Em primeiro plano, deve ressaltar a ausência de medidas governamentais no sentido a combater os desafios que os jovens encontram ao buscarem um emprego. Nesse sentido, as diversas faltas de opções para essa população acabam por agravar diversos problemas sociais, tais como: a desigualdade e, infelizmente, a criminalidade. Essa conjuntura, segundo o filósofo John Locke, configura-se como uma violação do “contrato social”, já que o Estado não cumpre sua função de garantir que esses cidadãos desfrutem de direitos indispensáveis, como o trabalho, o que infelizmente é evidente no país.

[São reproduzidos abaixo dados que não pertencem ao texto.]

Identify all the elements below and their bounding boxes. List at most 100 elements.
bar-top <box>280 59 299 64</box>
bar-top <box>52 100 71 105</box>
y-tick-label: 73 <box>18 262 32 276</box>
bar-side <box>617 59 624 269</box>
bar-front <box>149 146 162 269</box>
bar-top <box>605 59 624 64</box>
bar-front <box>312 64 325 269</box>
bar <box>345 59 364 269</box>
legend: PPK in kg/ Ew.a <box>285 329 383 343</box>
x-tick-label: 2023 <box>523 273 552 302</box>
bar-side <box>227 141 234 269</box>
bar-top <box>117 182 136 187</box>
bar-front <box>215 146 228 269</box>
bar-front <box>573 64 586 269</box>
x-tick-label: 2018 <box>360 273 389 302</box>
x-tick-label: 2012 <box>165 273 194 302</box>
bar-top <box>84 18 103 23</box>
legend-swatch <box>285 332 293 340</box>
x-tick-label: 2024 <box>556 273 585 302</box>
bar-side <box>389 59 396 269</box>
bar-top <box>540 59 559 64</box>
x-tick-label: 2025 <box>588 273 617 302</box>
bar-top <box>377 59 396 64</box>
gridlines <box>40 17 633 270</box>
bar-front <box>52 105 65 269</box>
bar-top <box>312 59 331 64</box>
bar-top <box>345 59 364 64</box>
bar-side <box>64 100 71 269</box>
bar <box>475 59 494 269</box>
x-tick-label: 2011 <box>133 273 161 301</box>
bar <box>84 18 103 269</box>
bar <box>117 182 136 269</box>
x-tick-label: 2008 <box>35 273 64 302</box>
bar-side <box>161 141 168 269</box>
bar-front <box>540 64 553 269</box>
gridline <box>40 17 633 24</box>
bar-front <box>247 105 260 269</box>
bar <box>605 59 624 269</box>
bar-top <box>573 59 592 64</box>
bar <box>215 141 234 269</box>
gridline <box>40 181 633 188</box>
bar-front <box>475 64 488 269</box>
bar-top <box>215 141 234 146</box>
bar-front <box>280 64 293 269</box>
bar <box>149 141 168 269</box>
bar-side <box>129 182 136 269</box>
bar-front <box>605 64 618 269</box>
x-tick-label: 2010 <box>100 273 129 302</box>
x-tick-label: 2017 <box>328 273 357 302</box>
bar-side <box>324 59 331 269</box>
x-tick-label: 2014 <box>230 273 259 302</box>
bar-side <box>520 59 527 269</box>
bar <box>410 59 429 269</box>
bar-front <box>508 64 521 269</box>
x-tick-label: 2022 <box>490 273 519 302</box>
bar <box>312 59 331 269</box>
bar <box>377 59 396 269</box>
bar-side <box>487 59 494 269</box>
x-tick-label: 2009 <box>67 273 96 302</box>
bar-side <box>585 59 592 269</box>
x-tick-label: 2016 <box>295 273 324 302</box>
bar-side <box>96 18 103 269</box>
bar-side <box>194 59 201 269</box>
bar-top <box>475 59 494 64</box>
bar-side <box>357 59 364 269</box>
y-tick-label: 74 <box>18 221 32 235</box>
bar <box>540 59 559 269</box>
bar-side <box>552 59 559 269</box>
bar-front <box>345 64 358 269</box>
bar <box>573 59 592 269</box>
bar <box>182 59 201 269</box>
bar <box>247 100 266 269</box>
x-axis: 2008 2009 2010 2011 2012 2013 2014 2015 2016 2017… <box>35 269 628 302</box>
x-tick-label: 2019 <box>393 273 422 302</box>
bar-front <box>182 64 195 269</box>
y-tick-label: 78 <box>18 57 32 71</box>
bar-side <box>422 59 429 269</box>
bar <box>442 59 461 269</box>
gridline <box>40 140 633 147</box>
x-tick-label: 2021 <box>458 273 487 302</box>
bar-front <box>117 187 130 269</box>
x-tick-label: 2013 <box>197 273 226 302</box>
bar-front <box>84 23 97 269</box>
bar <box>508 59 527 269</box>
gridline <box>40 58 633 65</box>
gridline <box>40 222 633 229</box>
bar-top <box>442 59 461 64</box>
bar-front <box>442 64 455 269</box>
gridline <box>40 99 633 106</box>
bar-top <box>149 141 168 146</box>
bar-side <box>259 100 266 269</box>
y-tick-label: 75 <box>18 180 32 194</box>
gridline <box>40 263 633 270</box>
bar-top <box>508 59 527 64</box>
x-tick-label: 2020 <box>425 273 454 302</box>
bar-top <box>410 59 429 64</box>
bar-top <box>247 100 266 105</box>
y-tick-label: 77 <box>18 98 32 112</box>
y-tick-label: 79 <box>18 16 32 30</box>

Ademais, outra causa para o problema é a lacuna educacional no que concerne a formação mercantil dos seus alunos. Segundo Kant, o homem é resultado da educação que teve. Nessa perspectiva, muitos estudantes saem das escolas defasados em diversos aspectos do mundo do mercado, tanto em atividades financeiras, como em habilidades sociais. No que tange os empecilhos da juventude em alcançar os seus empregos, verifica-se uma forte influência dessa causa, pois as instituições de ensino não tem cumprido seu papel, no sentido de reverter o problema, visto que não tem trabalhado a problemática nas salas de aula.
Portanto, uma intervenção se faz necessária. Para isso cabe ao Governo Federal, por intermédio do Ministério da Educação, a criação de mais escolas técnicas, a fim de diluir as dificuldades encontradas pelos jovens e a profissionalização desses para o mercado de trabalho. Para isso se faz necessário a contratação de profissionais da área da mecânica, contabilidade, psicologia, dentre outras. Com essas ações, espera-se que o Estado cumpra o contrato social, de John Locke.